First, I removed all the plants and put them in this big cooler. I put some gravel in the bottom and filled it with water, just like how it was in the bucket. Only difference is that the water wasn't moving. I put the cooler under a tree so that it would have good shade during the heat of the day.

Then, I removed all the gravel from the bucket. If you've ever wondered how much gravel a 110 gallon plastic tub from Tractor Supply holds, well, there it is! If I remember correctly, it's about 8-9 wheelbarrow loads.

After taking apart the waterfall and a good bit of the rock wall surrounding the bucket (needed to do that to get the bucket out), I added sand and gravel to the bit of ground that the bucket sits on to help get it level. I also had to redo the waterfall to accommodate a new, low drain pipe. Pictured below are all three drain pipes (looking down). The top one is not necessary, but that was where the old drainage was, and I already had a hole, so I figured it wouldn't hurt to put an emergency drainage pipe there just to plug the hole. Also, all of my pipe is 1.5" pipe, but I added in a 2" pipe (PVC white in the photo) to ensure that the darn bucket wouldn't overflow ever again, even if it went off-kilter.
So, after the fish-safe, aquarium epoxy set for 24 hours, I filled up the bucket to test for leaks and see how things looked. Everything seemed to be working well, so I added the gravel back. After the gravel went back in, the water level wouldn't get any higher than the top of the bottom drain pipe! WHAT?! Before, it was overflowing - that was the whole point of this exercise - if I add in more drainage, then it won't overflow. But now, all of a sudden, it didn't need it! Frustrating. The waterfall is supposed to have water flowing down it!
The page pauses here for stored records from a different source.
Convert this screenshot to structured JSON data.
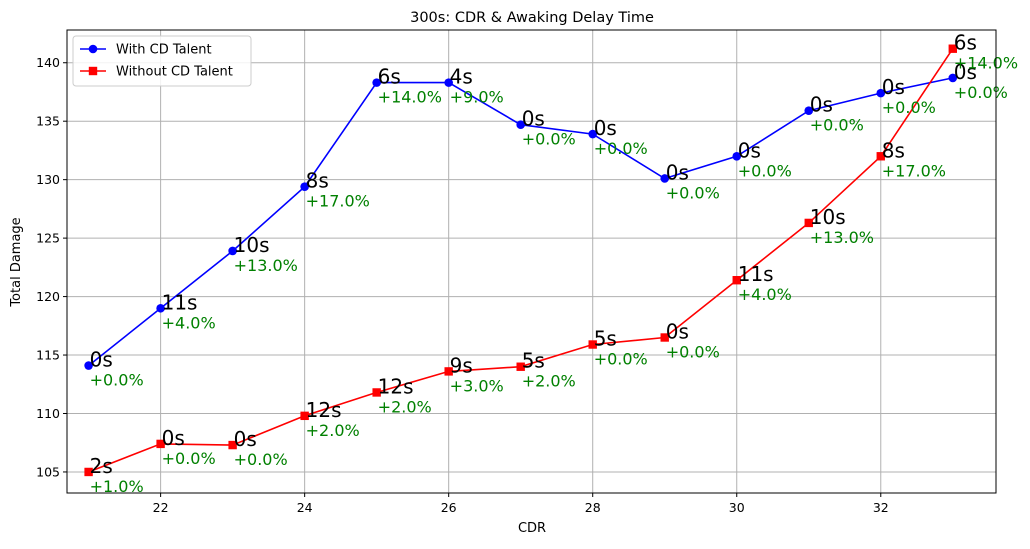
{
  "chart_data": {
    "type": "line",
    "title": "300s: CDR & Awaking Delay Time",
    "xlabel": "CDR",
    "ylabel": "Total Damage",
    "xlim": [
      20.7,
      33.6
    ],
    "ylim": [
      103.2,
      142.8
    ],
    "xticks": [
      22,
      24,
      26,
      28,
      30,
      32
    ],
    "yticks": [
      105,
      110,
      115,
      120,
      125,
      130,
      135,
      140
    ],
    "grid": true,
    "legend_position": "top-left",
    "x": [
      21,
      22,
      23,
      24,
      25,
      26,
      27,
      28,
      29,
      30,
      31,
      32,
      33
    ],
    "series": [
      {
        "name": "With CD Talent",
        "color": "#0000ff",
        "marker": "circle",
        "values": [
          114.1,
          119.0,
          123.9,
          129.4,
          138.3,
          138.3,
          134.7,
          133.9,
          130.1,
          132.0,
          135.9,
          137.4,
          138.7
        ],
        "delay_labels": [
          "0s",
          "11s",
          "10s",
          "8s",
          "6s",
          "4s",
          "0s",
          "0s",
          "0s",
          "0s",
          "0s",
          "0s",
          "0s"
        ],
        "pct_labels": [
          "+0.0%",
          "+4.0%",
          "+13.0%",
          "+17.0%",
          "+14.0%",
          "+9.0%",
          "+0.0%",
          "+0.0%",
          "+0.0%",
          "+0.0%",
          "+0.0%",
          "+0.0%",
          "+0.0%"
        ]
      },
      {
        "name": "Without CD Talent",
        "color": "#ff0000",
        "marker": "square",
        "values": [
          105.0,
          107.4,
          107.3,
          109.8,
          111.8,
          113.6,
          114.0,
          115.9,
          116.5,
          121.4,
          126.3,
          132.0,
          141.2
        ],
        "delay_labels": [
          "2s",
          "0s",
          "0s",
          "12s",
          "12s",
          "9s",
          "5s",
          "5s",
          "0s",
          "11s",
          "10s",
          "8s",
          "6s"
        ],
        "pct_labels": [
          "+1.0%",
          "+0.0%",
          "+0.0%",
          "+2.0%",
          "+2.0%",
          "+3.0%",
          "+2.0%",
          "+0.0%",
          "+0.0%",
          "+4.0%",
          "+13.0%",
          "+17.0%",
          "+14.0%"
        ]
      }
    ]
  }
}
So, after much pondering, I took a hose clamp and tightened it down on the end of the outflow pictured above. It got pretty tight, but it definitely worked, and the water level came up high enough to start to flow out the PVC tube and then down the waterfall! Sure, most of the flow comes out of the bottom pipe, but there's good water coming down from above, and it all blends in nicely. The sound is stronger than ever, and the fish really seem to like it.
With the water flowing well, I added the wetland plants back in, and the project was finished!